I cannot help but think how that popular Rihanna song unfaithful could be on a loop in his mind and how he may feel threaten by me coming into contact briefly with my ex and how openly she has admitted to her friends male and female how bad she wants to be with me. In the past I never backed away from a fight and I have no wishes to fight this man but every time I go with my wife to the food bank which isn’t often I can sense from his body tone and body language he is waiting for the right moment to catch me off guard and I truly don’t want to fight back if he chooses to attack me at some point. Instead I want to show Gods love by being the greater man by taking the beating without retaliation., but I also know myself to well and I know I could end up letting the flesh get in the way and possibly harm this man because I grew up as fighter and I can become a force to be reckoned with.
My Final Notes:
What is important here is my wife knows deep down I will not leave nor cheat on her with my ex or any woman for that manner, I can see I’ve truly messed up with the porn addiction and I’m truly sorry for my sinful actions against God and my wife Bella, What truly scares me though is my ex plotting against my wife to harm her in some way I know deep down she is capable of finding someone to harm my wife and this mutual friend I mentioned at the beginning of the post stated my ex is on a secret war path. I have to trust God with this situation and remind my self as long as neither of us buy into the temptations or any lies that may arise that our marriage will remain intact and not broken.

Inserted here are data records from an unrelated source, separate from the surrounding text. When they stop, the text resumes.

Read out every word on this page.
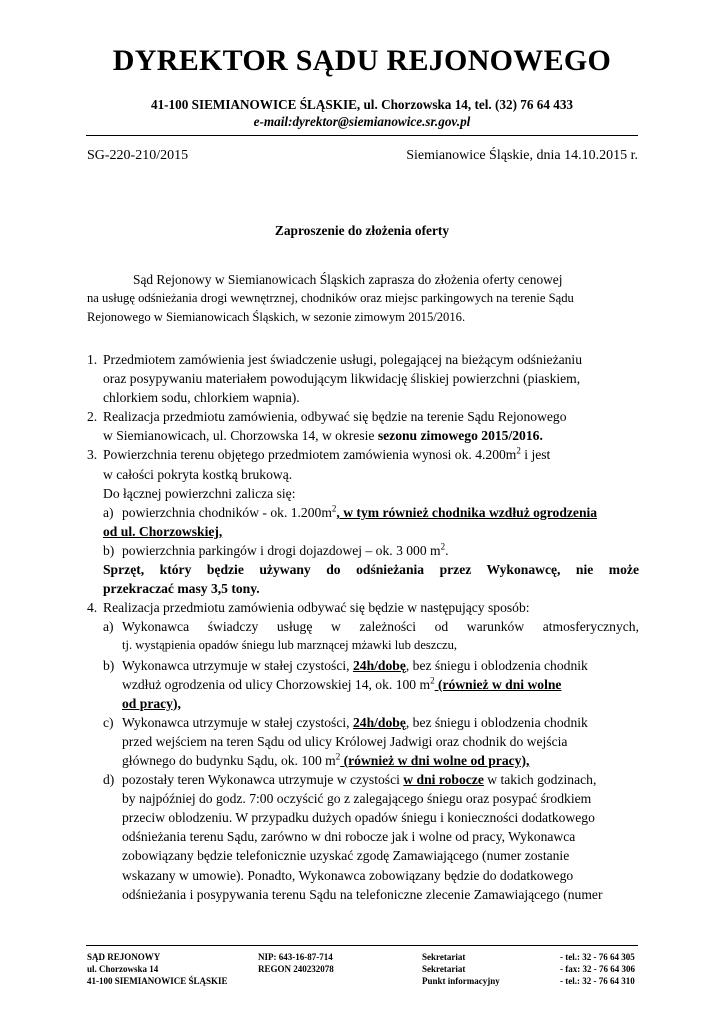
DYREKTOR SĄDU REJONOWEGO
41-100 SIEMIANOWICE ŚLĄSKIE, ul. Chorzowska 14, tel. (32) 76 64 433
e-mail:dyrektor@siemianowice.sr.gov.pl
SG-220-210/2015	Siemianowice Śląskie, dnia 14.10.2015 r.
Zaproszenie do złożenia oferty

Sąd Rejonowy w Siemianowicach Śląskich zaprasza do złożenia oferty cenowej

na usługę odśnieżania drogi wewnętrznej, chodników oraz miejsc parkingowych na terenie Sądu

Rejonowego w Siemianowicach Śląskich, w sezonie zimowym 2015/2016.

1. Przedmiotem zamówienia jest świadczenie usługi, polegającej na bieżącym odśnieżaniu
oraz posypywaniu materiałem powodującym likwidację śliskiej powierzchni (piaskiem,
chlorkiem sodu, chlorkiem wapnia).
2. Realizacja przedmiotu zamówienia, odbywać się będzie na terenie Sądu Rejonowego
w Siemianowicach, ul. Chorzowska 14, w okresie sezonu zimowego 2015/2016.
3. Powierzchnia terenu objętego przedmiotem zamówienia wynosi ok. $4.200m^2$ i jest
w całości pokryta kostką brukową.
Do łącznej powierzchni zalicza się:
a) powierzchnia chodników - ok. $1.200m^2$, w tym również chodnika wzdłuż ogrodzenia
od ul. Chorzowskiej,
b) powierzchnia parkingów i drogi dojazdowej – ok. 3 000 $m^2$.
Sprzęt, który będzie używany do odśnieżania przez Wykonawcę, nie może
przekraczać masy 3,5 tony.
4. Realizacja przedmiotu zamówienia odbywać się będzie w następujący sposób:
a) Wykonawca świadczy usługę w zależności od warunków atmosferycznych,
tj. wystąpienia opadów śniegu lub marznącej mżawki lub deszczu,
b) Wykonawca utrzymuje w stałej czystości, 24h/dobę, bez śniegu i oblodzenia chodnik
wzdłuż ogrodzenia od ulicy Chorzowskiej 14, ok. 100 $m^2$ (również w dni wolne
od pracy),
c) Wykonawca utrzymuje w stałej czystości, 24h/dobę, bez śniegu i oblodzenia chodnik
przed wejściem na teren Sądu od ulicy Królowej Jadwigi oraz chodnik do wejścia
głównego do budynku Sądu, ok. 100 $m^2$ (również w dni wolne od pracy),
d) pozostały teren Wykonawca utrzymuje w czystości w dni robocze w takich godzinach,
by najpóźniej do godz. 7:00 oczyścić go z zalegającego śniegu oraz posypać środkiem
przeciw oblodzeniu. W przypadku dużych opadów śniegu i konieczności dodatkowego
odśnieżania terenu Sądu, zarówno w dni robocze jak i wolne od pracy, Wykonawca
zobowiązany będzie telefonicznie uzyskać zgodę Zamawiającego (numer zostanie
wskazany w umowie). Ponadto, Wykonawca zobowiązany będzie do dodatkowego
odśnieżania i posypywania terenu Sądu na telefoniczne zlecenie Zamawiającego (numer
SĄD REJONOWY
ul. Chorzowska 14
41-100 SIEMIANOWICE ŚLĄSKIE
NIP: 643-16-87-714
REGON 240232078
Sekretariat
Sekretariat
Punkt informacyjny
- tel.: 32 - 76 64 305
- fax: 32 - 76 64 306
- tel.: 32 - 76 64 310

I do believe that satan devised this attack because his other means weren’t working any longer, but I also believe nothing happens with out it passing through Gods hands first and the only reason I think of God allowing satan to attack within this type of manner is to test I and Bella as well teach us how to trust him more no matter what the circumstance are.
Dear Lord I’m truly sorry for using and hurting my ex in the past even though she has forgiven me I pray Lord that I and Bella can become a beacon of hope and love towards my ex and her boyfriend, I pray Lord that you ease his emotions because I truly do not want to be with my ex because I want to honor my marriage vows that I said to Bella before you Lord, Lord if her boyfriend does ever decided to start a fight with me I pray Lord and that given time you will shower me with your mighty strength because I know deep down my strength will not sustain and I will end up fighting back which will not display your love. Lord I also pray that you protect my wife from any harm that may come her way. Lord I also as that you please sever any emotional ties between my ex_girlfreind and I so she can move forward with her current man because Lord I am truly a fantasy that satan is placing before her by providing false hope that we will be an item again. Amen.